Indonesia will raise subsidized fuel prices only after the state budget is revised to account for compensation programs for the poor, probably in May, President Susilo Bambang Yudhoyono said.
While the government must cut subsidies by increasing prices, it should be done gradually, and programs such as cash transfers, rice distribution and education scholarships must first be set during budget revision talks with the parliament, Yudhoyono told regional governors and mayors a national development planning meeting today in Jakarta. Those talks will probably be completed next month, he said.
“When will the fuel price be raised?” Yudhoyono said. “When the compensation fund is ready, meaning that once the social aide is ready we will channel it. There must not be any gap in time. If the parliament approves, God willing in May, that means the compensation fund and social aide are ready. And if that’s ready, then of course the increase in fuel price in a certain amount will be applied.”
Yudhoyono is seeking fuel-subsidy cuts to free up funds for infrastructure and spur growth, after limiting the use of partially government-funded diesel in January.

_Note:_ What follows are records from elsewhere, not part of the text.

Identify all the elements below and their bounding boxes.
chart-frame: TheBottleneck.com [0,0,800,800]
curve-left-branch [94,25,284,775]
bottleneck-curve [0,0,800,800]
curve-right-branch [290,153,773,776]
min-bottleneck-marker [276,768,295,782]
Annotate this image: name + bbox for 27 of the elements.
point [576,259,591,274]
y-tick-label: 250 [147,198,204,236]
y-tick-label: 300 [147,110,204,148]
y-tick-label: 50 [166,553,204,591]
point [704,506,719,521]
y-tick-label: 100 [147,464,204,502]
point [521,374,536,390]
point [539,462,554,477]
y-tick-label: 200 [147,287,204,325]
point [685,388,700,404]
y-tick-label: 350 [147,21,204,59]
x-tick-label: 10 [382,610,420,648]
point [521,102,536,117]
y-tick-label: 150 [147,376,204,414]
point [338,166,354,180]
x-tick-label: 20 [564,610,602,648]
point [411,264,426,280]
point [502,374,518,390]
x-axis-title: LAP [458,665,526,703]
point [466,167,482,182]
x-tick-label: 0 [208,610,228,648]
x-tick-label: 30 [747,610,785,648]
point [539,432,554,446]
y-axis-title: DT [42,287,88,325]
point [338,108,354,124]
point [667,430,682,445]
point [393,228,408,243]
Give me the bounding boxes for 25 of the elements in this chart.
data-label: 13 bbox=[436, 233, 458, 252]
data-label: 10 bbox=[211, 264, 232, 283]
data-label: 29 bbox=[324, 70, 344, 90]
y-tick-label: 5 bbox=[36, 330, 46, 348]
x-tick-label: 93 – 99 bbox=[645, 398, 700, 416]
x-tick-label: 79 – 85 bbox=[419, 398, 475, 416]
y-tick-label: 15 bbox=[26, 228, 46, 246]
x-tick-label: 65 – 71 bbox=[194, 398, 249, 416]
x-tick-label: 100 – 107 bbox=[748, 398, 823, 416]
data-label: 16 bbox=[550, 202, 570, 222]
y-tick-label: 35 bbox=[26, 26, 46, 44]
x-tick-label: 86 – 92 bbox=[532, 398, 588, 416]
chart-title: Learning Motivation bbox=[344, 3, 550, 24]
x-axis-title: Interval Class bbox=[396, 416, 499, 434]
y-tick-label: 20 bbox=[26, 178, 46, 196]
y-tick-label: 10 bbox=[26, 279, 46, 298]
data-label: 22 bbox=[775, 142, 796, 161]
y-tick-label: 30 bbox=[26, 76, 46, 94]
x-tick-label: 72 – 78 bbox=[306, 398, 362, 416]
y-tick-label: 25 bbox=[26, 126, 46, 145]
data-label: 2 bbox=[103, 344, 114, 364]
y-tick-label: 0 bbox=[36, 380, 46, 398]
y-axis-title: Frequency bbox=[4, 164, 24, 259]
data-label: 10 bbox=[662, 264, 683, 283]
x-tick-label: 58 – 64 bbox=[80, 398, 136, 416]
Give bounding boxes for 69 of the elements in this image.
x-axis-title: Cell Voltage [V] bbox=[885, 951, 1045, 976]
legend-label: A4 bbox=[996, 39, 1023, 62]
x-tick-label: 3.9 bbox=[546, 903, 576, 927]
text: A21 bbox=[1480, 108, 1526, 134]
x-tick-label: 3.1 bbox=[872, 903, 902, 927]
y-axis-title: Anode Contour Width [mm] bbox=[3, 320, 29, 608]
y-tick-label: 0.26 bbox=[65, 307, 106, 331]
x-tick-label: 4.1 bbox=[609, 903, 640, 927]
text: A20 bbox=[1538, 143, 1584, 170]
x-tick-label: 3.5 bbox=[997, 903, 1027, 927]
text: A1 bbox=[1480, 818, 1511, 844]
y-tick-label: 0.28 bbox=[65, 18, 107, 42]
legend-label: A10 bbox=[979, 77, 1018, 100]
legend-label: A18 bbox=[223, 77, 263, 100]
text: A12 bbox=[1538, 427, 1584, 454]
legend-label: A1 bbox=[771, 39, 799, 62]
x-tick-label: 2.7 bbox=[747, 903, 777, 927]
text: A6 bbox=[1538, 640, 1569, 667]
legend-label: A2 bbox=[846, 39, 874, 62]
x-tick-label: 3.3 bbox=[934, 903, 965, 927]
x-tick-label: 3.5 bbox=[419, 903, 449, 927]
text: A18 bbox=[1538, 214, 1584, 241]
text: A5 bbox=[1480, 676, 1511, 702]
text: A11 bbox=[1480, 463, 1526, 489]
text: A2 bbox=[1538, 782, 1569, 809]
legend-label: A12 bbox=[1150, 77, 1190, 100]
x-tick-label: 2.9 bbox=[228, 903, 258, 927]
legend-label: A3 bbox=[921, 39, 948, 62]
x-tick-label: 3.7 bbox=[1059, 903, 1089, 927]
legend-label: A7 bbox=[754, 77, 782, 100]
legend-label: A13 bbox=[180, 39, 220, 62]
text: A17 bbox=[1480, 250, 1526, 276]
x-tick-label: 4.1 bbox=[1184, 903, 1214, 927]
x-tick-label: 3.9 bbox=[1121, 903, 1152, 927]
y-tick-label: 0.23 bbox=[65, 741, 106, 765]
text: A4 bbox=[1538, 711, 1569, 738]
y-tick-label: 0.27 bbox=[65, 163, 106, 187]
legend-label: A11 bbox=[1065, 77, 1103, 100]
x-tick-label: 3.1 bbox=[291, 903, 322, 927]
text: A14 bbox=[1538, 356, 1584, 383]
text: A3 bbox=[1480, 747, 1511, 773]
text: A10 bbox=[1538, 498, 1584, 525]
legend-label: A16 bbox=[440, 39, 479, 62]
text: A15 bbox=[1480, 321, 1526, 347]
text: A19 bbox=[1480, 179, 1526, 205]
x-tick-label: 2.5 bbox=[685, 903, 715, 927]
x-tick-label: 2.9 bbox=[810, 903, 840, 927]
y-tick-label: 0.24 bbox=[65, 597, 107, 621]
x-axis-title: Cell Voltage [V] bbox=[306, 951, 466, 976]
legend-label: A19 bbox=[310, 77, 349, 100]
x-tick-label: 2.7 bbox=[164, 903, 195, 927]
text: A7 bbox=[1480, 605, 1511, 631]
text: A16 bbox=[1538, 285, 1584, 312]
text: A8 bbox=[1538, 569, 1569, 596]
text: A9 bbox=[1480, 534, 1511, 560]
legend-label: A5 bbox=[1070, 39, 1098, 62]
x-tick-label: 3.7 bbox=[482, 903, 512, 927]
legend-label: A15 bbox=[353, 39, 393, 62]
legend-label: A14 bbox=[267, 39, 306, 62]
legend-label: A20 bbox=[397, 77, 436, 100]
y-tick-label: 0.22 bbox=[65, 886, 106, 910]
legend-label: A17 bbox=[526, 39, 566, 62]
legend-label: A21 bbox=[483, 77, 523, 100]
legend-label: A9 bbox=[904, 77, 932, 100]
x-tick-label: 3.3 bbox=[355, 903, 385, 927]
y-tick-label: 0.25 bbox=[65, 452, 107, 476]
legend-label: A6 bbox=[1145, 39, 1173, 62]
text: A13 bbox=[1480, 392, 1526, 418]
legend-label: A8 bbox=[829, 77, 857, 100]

Since protests derailed plans to raise prices in 2012, officials have explored a variety of options to revamp budget spending in a country where riots spurred by soaring living costs helped oust dictator Suharto in 1998.
“The president is trying to balance the need to adjust fuel prices versus potential political implications for his party in the upcoming elections,” said Prakriti Sofat, a Singapore-based regional economist at Barclays Plc. “By making the fuel price hike conditional on the compensation package, he has thrown the ball into the parliament’s court.”
Government bonds fell after the announcement, pushing the yield on the 5.625 percent notes due May 2023 to rise one basis point, or 0.01 percentage point, to 5.49 percent as of 3:12 p.m. in Jakarta, the highest since April 11, according to prices from the Inter Dealer Market Association.
The rupiah is set to decline for a second month, weakening 0.1 percent in April and steady today at 9,722 per dollar, prices from local banks compiled by Bloomberg show. The Jakarta Composite index dropped 0.4 percent before gaining 0.7 percent at the close of trading.
“Continued uncertainty on fuel prices will potentially weigh on the market - so we believe clarity on the issue is important,” Sofat said.
Yudhoyono said in March the subsidy plan may be fleshed out in one to two weeks.
Without a reduction in fuel subsidies, their cost may rise to 297.7 trillion rupiah ($30.6 billion) from the current budget assumption of 193.8 trillion rupiah, and the deficit may rise to 3.83 percent of gross domestic product from 1.65 percent, the president said.
Yudhoyono, who can’t run for president next year after serving two terms, struggled to win support from within his own coalition for last year’s proposed fuel-price increase. He has said that Indonesia should review its subsidy bill and use the savings to boost infrastructure, calling for fiscal prudence.
Standard & Poor’s said this month that a delay in structural reforms, especially rationalization of energy subsidies, is a constraint in Indonesia’s credit quality.
In his annual budget announced in August, the president allocated 274.7 trillion rupiah for energy subsidies, compared with 184.4 trillion rupiah for capital spending. The country spent 211.9 trillion rupiah on fuel subsidies in 2012.
Consumer price gains quickened to 5.9 percent last month from a year earlier and Bank Indonesia has held borrowing costs for 14 meetings. While gross domestic product has risen above 6 percent for the past nine quarters, the economy expanded in the three months through December at the slowest pace in more than two years as exports fell amid a decline in commodity prices.